Question

10.00 mL of the final acid solution is reacted with excess barium chloride to produce a precipitate of barium sulfate (Fw: 233.4 g/mol). The dry solid weighs 0.397 g. Use this mass and the dilution volumes to calculate the actual molarity of the sulfuric acid in the initial solution. *(In a previous question 10.00 mL of approx. 6 M sulfuric acid is transferred to a 100mL volumetric flask and diluted to the mark with distillied water and mixed. Then 10.00 mL of this solution was further diluted to 100 mL. The molarity of the final solution was 0.06 M).

Answer 1

BCE
\[H _{2}SO _{4}(aq) + BaCl _{2}(aq) \rightarrow BaSO _{4}(s) + 2HCl\]

So far, I did:
\[0.397gBaSO _{4} \times \frac{ 1 molBaSO _{4} }{ 233.4 g BaSO _{4} }\times \frac{ 1 mole H _{2} SO _{4} }{ 1moleBaSO _{4} }\times \frac{ 98.074gH _{2}SO _{4} }{ 1 moleH _{2}SO _{4} }=0.1668g\]
Which gave me the mass of the sulfuric acid.

Then, I did...
\[0.1668gH _{2}SO _{4}\times \frac{ 1 mole H _{2}SO _{4} }{ 98.078g H _{2}SO _{4}}= 0.001701 moles H _{2}SO _{4} \]
Finally, I did:
\[\frac{ 0.001701moles H _{2}SO _{4} }{ 0.01L }= 0.17 M H _{2}SO _{4}\]

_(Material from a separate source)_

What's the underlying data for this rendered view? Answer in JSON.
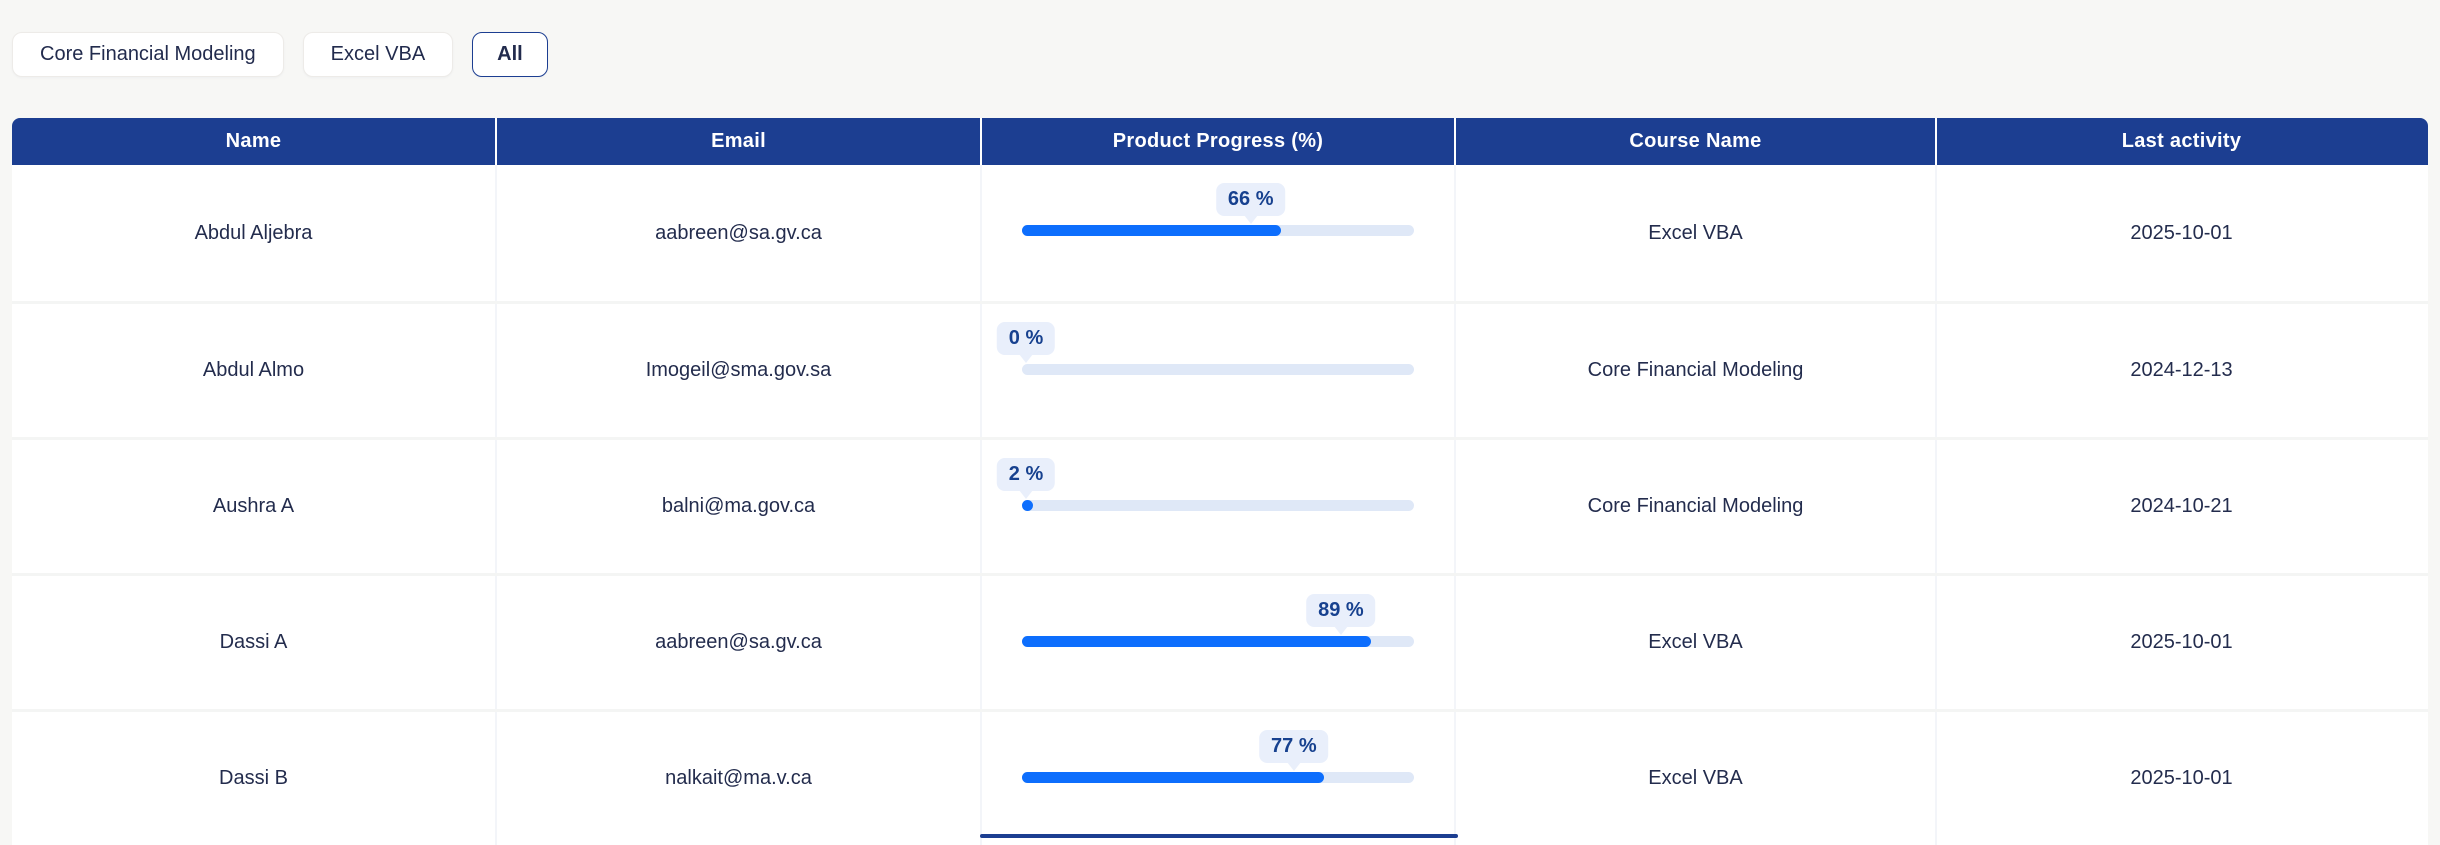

Is this correct? If not, where did I go wrong? Thank you in advance for your input!

Answer 2

2HCl(aq)**

Answer 3

@Jhannybean If you get a minute, can you look at the work above and if you know how to solve it let me know if I did that correctly? If not, can you give me some pointers as to where I went wrong? If not, I understand. Thanks in advance if you can!

Answer 4

What you calculated is the concentration of sulfuric acid in the final acid solution. If I've understood the question, they want the concentration for the initial acid solution. You just need to use M1V1=M2V2 to go backwards for each dilution previously done.

Otherwise looks good!